Nathaniel cleared his throat. “Very well. For the sake of argument, let’s assume that his body is somehow experiencing these…impulses: No one in the house of Jadon is susceptible to physical illness, so it still makes no sense.”
Marquis grunted, and then he squatted next to Kagen. “Braden,” he said,
his voice thick with authority, “I need you to pay attention, son. We need you to tell us what is happening.”
Braden opened his mouth to speak, but before he could utter a word, he began to hack uncontrollably, writhing in horrible pain.
Nachari grimaced. “Can’t you do something for him, Kagen?”
Kagen shook his head, and his dark brows furrowed with dismay. “I can’t block his pain, brother. It’s like it’s locked up somewhere in a vault.” He rubbed a soothing hand over Braden’s forehead. “It’s okay, Braden. Go easy…take your time.”
Braden tried to nod. He focused hard on his next word. “Marquis?”
“I’m here, Braden.” Marquis leaned closer. “I’m listening. We all are.”
Braden pressed both hands to his roiling stomach and concentrated. He struggled onto his hands and knees and rocked back and forth in a heart-wrenching attempt to stop the vomiting. “My sickness,” he bit out, “this…it isn’t…mine.” The spasms took him over with renewed force.
Slowly rubbing his back in soothing circles, Kagen coaxed, “Just breathe, son.”
Braden slowly inhaled.
“That’s it.

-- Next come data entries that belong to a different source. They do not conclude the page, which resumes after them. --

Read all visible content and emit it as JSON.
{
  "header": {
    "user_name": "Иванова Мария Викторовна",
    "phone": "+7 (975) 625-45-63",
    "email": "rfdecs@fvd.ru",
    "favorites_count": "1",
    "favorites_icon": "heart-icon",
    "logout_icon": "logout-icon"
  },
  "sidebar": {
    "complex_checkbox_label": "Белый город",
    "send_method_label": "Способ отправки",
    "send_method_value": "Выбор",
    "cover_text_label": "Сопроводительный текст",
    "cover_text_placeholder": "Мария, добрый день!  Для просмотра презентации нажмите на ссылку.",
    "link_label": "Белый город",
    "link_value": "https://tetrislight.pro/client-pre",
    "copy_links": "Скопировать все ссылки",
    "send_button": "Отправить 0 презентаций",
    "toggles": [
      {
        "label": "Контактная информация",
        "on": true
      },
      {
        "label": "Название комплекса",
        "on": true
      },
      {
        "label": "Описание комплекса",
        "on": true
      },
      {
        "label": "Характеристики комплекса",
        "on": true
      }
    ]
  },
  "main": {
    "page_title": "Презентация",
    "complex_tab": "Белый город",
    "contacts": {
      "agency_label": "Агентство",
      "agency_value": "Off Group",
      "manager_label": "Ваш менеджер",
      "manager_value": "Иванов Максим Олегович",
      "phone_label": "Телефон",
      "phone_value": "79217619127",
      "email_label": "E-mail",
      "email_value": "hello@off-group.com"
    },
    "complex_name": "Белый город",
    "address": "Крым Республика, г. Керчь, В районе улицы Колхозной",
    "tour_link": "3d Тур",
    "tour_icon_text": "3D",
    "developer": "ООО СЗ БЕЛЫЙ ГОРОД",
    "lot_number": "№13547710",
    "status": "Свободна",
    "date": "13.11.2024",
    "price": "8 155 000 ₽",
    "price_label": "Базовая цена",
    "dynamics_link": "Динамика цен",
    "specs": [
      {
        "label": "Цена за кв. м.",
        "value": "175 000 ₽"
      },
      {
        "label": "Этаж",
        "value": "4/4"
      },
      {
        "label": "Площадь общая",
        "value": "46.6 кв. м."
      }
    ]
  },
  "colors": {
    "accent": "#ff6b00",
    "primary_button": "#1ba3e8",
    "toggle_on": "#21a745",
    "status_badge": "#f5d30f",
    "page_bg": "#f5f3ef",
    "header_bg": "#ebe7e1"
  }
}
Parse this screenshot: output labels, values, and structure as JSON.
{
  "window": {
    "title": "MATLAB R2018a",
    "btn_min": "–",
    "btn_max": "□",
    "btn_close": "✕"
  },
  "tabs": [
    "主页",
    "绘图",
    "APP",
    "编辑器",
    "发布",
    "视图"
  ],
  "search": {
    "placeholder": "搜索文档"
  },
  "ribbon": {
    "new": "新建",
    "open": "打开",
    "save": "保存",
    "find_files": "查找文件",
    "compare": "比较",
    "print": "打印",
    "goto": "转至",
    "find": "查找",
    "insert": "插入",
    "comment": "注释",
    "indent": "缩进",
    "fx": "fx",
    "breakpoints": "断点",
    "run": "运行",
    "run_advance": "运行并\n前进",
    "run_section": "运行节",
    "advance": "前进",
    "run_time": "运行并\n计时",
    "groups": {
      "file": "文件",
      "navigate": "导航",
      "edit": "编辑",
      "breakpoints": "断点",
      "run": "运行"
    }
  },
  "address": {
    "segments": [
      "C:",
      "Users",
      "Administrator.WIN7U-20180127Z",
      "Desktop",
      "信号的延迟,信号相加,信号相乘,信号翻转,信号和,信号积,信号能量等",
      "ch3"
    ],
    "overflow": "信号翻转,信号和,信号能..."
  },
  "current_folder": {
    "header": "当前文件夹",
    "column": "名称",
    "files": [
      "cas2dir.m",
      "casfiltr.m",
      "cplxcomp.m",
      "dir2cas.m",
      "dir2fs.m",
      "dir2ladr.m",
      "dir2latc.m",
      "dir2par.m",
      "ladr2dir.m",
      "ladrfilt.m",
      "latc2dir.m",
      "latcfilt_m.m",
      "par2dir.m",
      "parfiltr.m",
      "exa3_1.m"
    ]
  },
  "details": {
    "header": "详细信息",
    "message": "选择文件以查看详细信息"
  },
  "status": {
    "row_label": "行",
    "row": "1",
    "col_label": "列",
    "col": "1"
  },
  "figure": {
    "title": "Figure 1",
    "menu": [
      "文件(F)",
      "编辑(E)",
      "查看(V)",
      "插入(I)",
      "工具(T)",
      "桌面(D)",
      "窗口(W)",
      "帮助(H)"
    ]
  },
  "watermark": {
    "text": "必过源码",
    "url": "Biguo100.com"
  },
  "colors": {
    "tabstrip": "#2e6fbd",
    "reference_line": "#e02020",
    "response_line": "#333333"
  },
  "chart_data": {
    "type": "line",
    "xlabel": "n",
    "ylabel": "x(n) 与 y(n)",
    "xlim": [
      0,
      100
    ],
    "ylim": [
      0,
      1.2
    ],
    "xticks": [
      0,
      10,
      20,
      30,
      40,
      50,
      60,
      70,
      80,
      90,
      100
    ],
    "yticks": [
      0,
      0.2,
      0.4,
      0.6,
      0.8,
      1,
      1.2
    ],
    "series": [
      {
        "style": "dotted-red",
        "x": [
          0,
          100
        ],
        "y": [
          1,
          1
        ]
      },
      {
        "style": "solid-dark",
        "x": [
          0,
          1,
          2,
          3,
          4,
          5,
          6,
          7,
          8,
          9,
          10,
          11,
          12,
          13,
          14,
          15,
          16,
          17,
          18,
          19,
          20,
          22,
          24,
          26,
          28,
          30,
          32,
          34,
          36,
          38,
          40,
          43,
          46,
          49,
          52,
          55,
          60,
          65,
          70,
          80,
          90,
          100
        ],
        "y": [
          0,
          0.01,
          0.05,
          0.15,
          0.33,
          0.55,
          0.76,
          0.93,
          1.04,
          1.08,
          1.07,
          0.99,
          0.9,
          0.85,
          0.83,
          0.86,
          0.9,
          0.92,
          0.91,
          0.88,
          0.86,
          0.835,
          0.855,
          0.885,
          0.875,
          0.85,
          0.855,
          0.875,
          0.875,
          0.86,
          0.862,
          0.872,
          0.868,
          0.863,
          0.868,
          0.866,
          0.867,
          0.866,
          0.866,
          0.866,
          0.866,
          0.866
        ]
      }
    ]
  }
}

Now let it back out…gently.”
Braden gradually released the breath.
“Good,” Kagen encouraged. “Can you try to talk again?”
Braden wiped his mouth with the back of his hand and sluggishly nodded his head. When, at last, he began to speak, there was a growing desperation in his voice, and it wasn’t from the pain. “It isn’t…me,” he stuttered. “Not in my body. It’s Napolean!” He moaned from the nausea and spat some lingering bitterness on the ground. “The cabins … by the stables … go … to … Napolean!”
Marquis’s voice was as lethal as it was calm. “What is happening to Napolean, Braden?”
“Does it have something to do with his destiny,” Nathaniel asked.
“Possession.” Braden groaned the word aloud.
“Possession?” Kagen repeated.
Nachari could have heard a pin drop, and then Marquis exploded—
“From what? By whom!”
All at once, Braden fell to his back and cried out as his ribs began to snap one by one, the narrow bones bulging grotesquely through his skin.